Emsal Mahkeme Kararı İstanbul Bölge Adliye Mahkemesi 12. Hukuk Dairesi 2023/1883 E. 2023/1445 K. 02.10.2023 T.

Görüntülediğiniz mahkeme kararı henüz kesinleşmemiştir. Yararlı olması amacıyla eklenmiştir.

T.C.
İSTANBUL
BÖLGE ADLİYE MAHKEMESİ
12. HUKUK DAİRESİ
DOSYA NO: 2023/1883
KARAR NO: 2023/1445
T Ü R K M İ L L E T İ A D I N A
İ S T İ N A F K A R A R I
İNCELENEN KARARIN
MAHKEMESİ: BAKIRKÖY 4. ASLİYE TİCARET MAHKEMESİ
TARİHİ: 13/07/2023
NUMARASI: 2023/273 Esas 2023/633 Karar
DAVA: Kıymetli Evrak İptali (Zayi Nedeniyle)
İSTİNAF KARAR TARİHİ: 02/10/2023
Davanın kabulüne ilişkin kararın davalı vekili tarafından istinaf edilmesi üzerine dosya kapsamı incelenip gereği görüşülüp düşünüldü;
DAVA: Davacılar vekili, davalı bankadan alınan bir kısım teminat mektubunun tehiri icra kararı alabilmek için icra müdürlüklerine teslim edildiğini,icra takibine konu ilamların kesinleştiğini, teminat mektuplarının paraya çevrilmemesi için icra dosya borçlarının nakit yatırılarak iade alındığını,teminat mektuplarının müvekkillerinin murisi … teslim edildiğini, murisin 24/12/2021 tarihinde vefat ettiğini, bu nedenle teminat mektuplarının bulunamadığını ve bankanın her ay komisyon kestiğini, icra dosyaları infaz edildiğinden teminat mektubuna konu riskin gerçekleşme ihtimali bulunmadığından bankanın icra müdürlüğü tarafından düzenlenmiş bir ibraname istediğini, icra müdürlüğünün bu talebi yerine getiremediğini, bu sebeple müvekkillerinin haksız olarak her ay komisyon ödediklerini, davalı banka tarafından düzenlenen Bakırköy …. İcra Müdürlüğünün 11 ayrı dosyasına sunulan 10/06/2019 tarihli 11 ayrı teminat mektuplarının iptaline karar verilmesini etmiştir.

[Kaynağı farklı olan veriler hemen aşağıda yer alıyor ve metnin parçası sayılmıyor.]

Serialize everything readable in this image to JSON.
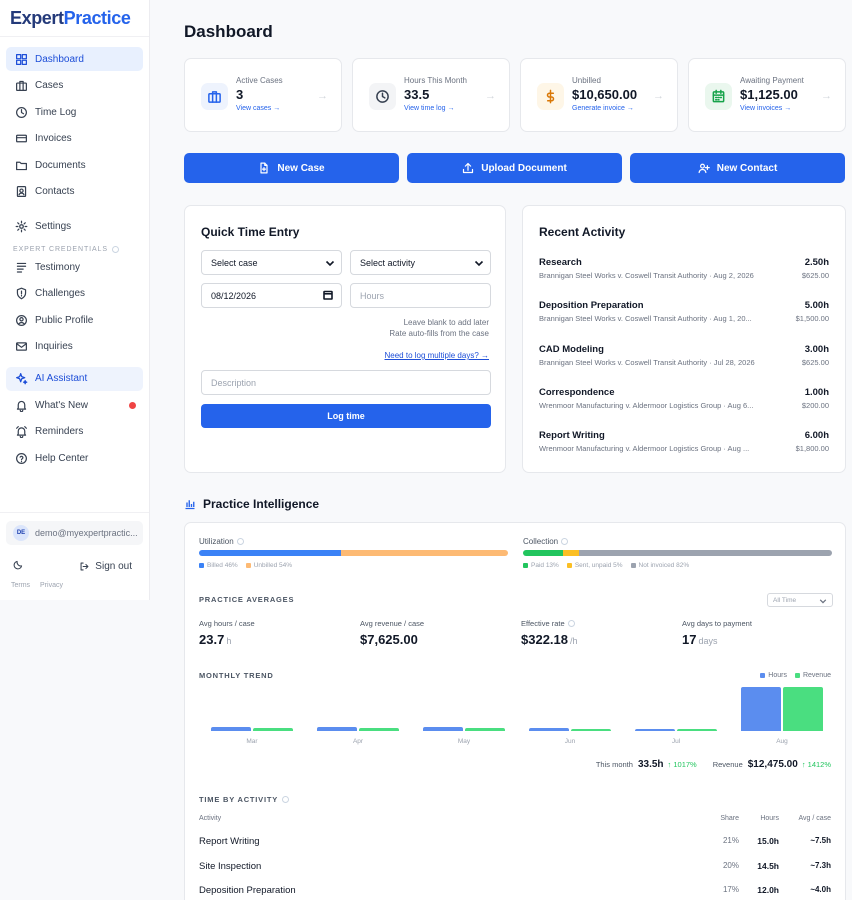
{
  "sidebar": {
    "logo": {
      "part1": "Expert",
      "part2": "Practice"
    },
    "nav": [
      {
        "label": "Dashboard",
        "icon": "grid-icon",
        "active": true
      },
      {
        "label": "Cases",
        "icon": "briefcase-icon"
      },
      {
        "label": "Time Log",
        "icon": "clock-icon"
      },
      {
        "label": "Invoices",
        "icon": "card-icon"
      },
      {
        "label": "Documents",
        "icon": "folder-icon"
      },
      {
        "label": "Contacts",
        "icon": "contact-icon"
      },
      {
        "label": "Settings",
        "icon": "gear-icon"
      }
    ],
    "credentials_label": "EXPERT CREDENTIALS",
    "credentials": [
      {
        "label": "Testimony",
        "icon": "list-icon"
      },
      {
        "label": "Challenges",
        "icon": "shield-icon"
      },
      {
        "label": "Public Profile",
        "icon": "user-circle-icon"
      },
      {
        "label": "Inquiries",
        "icon": "mail-icon"
      }
    ],
    "tools": [
      {
        "label": "AI Assistant",
        "icon": "sparkle-icon"
      },
      {
        "label": "What's New",
        "icon": "bell-icon"
      },
      {
        "label": "Reminders",
        "icon": "alarm-icon"
      },
      {
        "label": "Help Center",
        "icon": "help-icon"
      }
    ],
    "user": {
      "initials": "DE",
      "email": "demo@myexpertpractic..."
    },
    "sign_out": "Sign out",
    "terms": "Terms",
    "privacy": "Privacy"
  },
  "main": {
    "title": "Dashboard",
    "stats": [
      {
        "label": "Active Cases",
        "value": "3",
        "link": "View cases →",
        "icon": "briefcase-icon",
        "color": "#2563eb",
        "bg": "#eef3fd"
      },
      {
        "label": "Hours This Month",
        "value": "33.5",
        "link": "View time log →",
        "icon": "clock-icon",
        "color": "#374151",
        "bg": "#f3f4f6"
      },
      {
        "label": "Unbilled",
        "value": "$10,650.00",
        "link": "Generate invoice →",
        "icon": "dollar-icon",
        "color": "#d97706",
        "bg": "#fef6e7"
      },
      {
        "label": "Awaiting Payment",
        "value": "$1,125.00",
        "link": "View invoices →",
        "icon": "calendar-icon",
        "color": "#16a34a",
        "bg": "#eaf7ee"
      }
    ],
    "actions": {
      "new_case": "New Case",
      "upload_document": "Upload Document",
      "new_contact": "New Contact"
    },
    "quick_entry": {
      "title": "Quick Time Entry",
      "case_select": "Select case",
      "activity_select": "Select activity",
      "date_value": "08/12/2026",
      "hours_placeholder": "Hours",
      "hint_line1": "Leave blank to add later",
      "hint_line2": "Rate auto-fills from the case",
      "multiple_days_link": "Need to log multiple days? →",
      "description_placeholder": "Description",
      "log_button": "Log time"
    },
    "recent": {
      "title": "Recent Activity",
      "items": [
        {
          "title": "Research",
          "sub": "Brannigan Steel Works v. Coswell Transit Authority · Aug 2, 2026",
          "hours": "2.50h",
          "amount": "$625.00"
        },
        {
          "title": "Deposition Preparation",
          "sub": "Brannigan Steel Works v. Coswell Transit Authority · Aug 1, 20...",
          "hours": "5.00h",
          "amount": "$1,500.00"
        },
        {
          "title": "CAD Modeling",
          "sub": "Brannigan Steel Works v. Coswell Transit Authority · Jul 28, 2026",
          "hours": "3.00h",
          "amount": "$625.00"
        },
        {
          "title": "Correspondence",
          "sub": "Wrenmoor Manufacturing v. Aldermoor Logistics Group · Aug 6...",
          "hours": "1.00h",
          "amount": "$200.00"
        },
        {
          "title": "Report Writing",
          "sub": "Wrenmoor Manufacturing v. Aldermoor Logistics Group · Aug ...",
          "hours": "6.00h",
          "amount": "$1,800.00"
        }
      ]
    },
    "intel": {
      "title": "Practice Intelligence",
      "utilization": {
        "label": "Utilization",
        "billed_pct": 46,
        "unbilled_pct": 54,
        "billed_label": "Billed 46%",
        "unbilled_label": "Unbilled 54%",
        "billed_color": "#3b82f6",
        "unbilled_color": "#fdba74"
      },
      "collection": {
        "label": "Collection",
        "paid_pct": 13,
        "sent_pct": 5,
        "not_invoiced_pct": 82,
        "paid_label": "Paid 13%",
        "sent_label": "Sent, unpaid 5%",
        "not_invoiced_label": "Not invoiced 82%",
        "paid_color": "#22c55e",
        "sent_color": "#fbbf24",
        "not_invoiced_color": "#9ca3af"
      },
      "averages_label": "PRACTICE AVERAGES",
      "filter": "All Time",
      "averages": [
        {
          "label": "Avg hours / case",
          "value": "23.7",
          "unit": "h"
        },
        {
          "label": "Avg revenue / case",
          "value": "$7,625.00",
          "unit": ""
        },
        {
          "label": "Effective rate",
          "value": "$322.18",
          "unit": "/h"
        },
        {
          "label": "Avg days to payment",
          "value": "17",
          "unit": "days"
        }
      ],
      "trend_label": "MONTHLY TREND",
      "legend_hours": "Hours",
      "legend_revenue": "Revenue",
      "hours_color": "#5b8def",
      "revenue_color": "#4ade80",
      "this_month_label": "This month",
      "this_month_value": "33.5h",
      "this_month_change": "↑ 1017%",
      "revenue_label": "Revenue",
      "revenue_value": "$12,475.00",
      "revenue_change": "↑ 1412%",
      "time_by_activity_label": "TIME BY ACTIVITY",
      "table_headers": {
        "activity": "Activity",
        "share": "Share",
        "hours": "Hours",
        "avg": "Avg / case"
      },
      "table_rows": [
        {
          "activity": "Report Writing",
          "share": "21%",
          "hours": "15.0h",
          "avg": "~7.5h"
        },
        {
          "activity": "Site Inspection",
          "share": "20%",
          "hours": "14.5h",
          "avg": "~7.3h"
        },
        {
          "activity": "Deposition Preparation",
          "share": "17%",
          "hours": "12.0h",
          "avg": "~4.0h"
        }
      ]
    }
  },
  "chart_data": {
    "type": "bar",
    "categories": [
      "Mar",
      "Apr",
      "May",
      "Jun",
      "Jul",
      "Aug"
    ],
    "series": [
      {
        "name": "Hours",
        "values": [
          3.0,
          3.1,
          3.4,
          2.2,
          1.0,
          33.5
        ]
      },
      {
        "name": "Revenue",
        "values": [
          730,
          760,
          900,
          540,
          270,
          12475
        ]
      }
    ]
  }
}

CEVAP: Davalı vekili, teminat mektubuyla riski üstlenen müvekkilinin riskin doğması halinde ödemeyi garanti ettiğini, sorumluluktan kurtulabilmesi için teminat mektubunun bankaya iade edilmesi veya muhatap tarafından bankanın ibra edilmesi gerektiğini, aksi halde müvekkili bankanın tazmin yükümlülüğünün devam edeceğini, davanın müvekkiline değil temel ilişkideki teminat mektubu lehtarına karşı açılması gerektiğini, müvekkilinin husumetinin bulunmadığını ileri sürerek davanın reddine karar verilmesini talep etmiştir.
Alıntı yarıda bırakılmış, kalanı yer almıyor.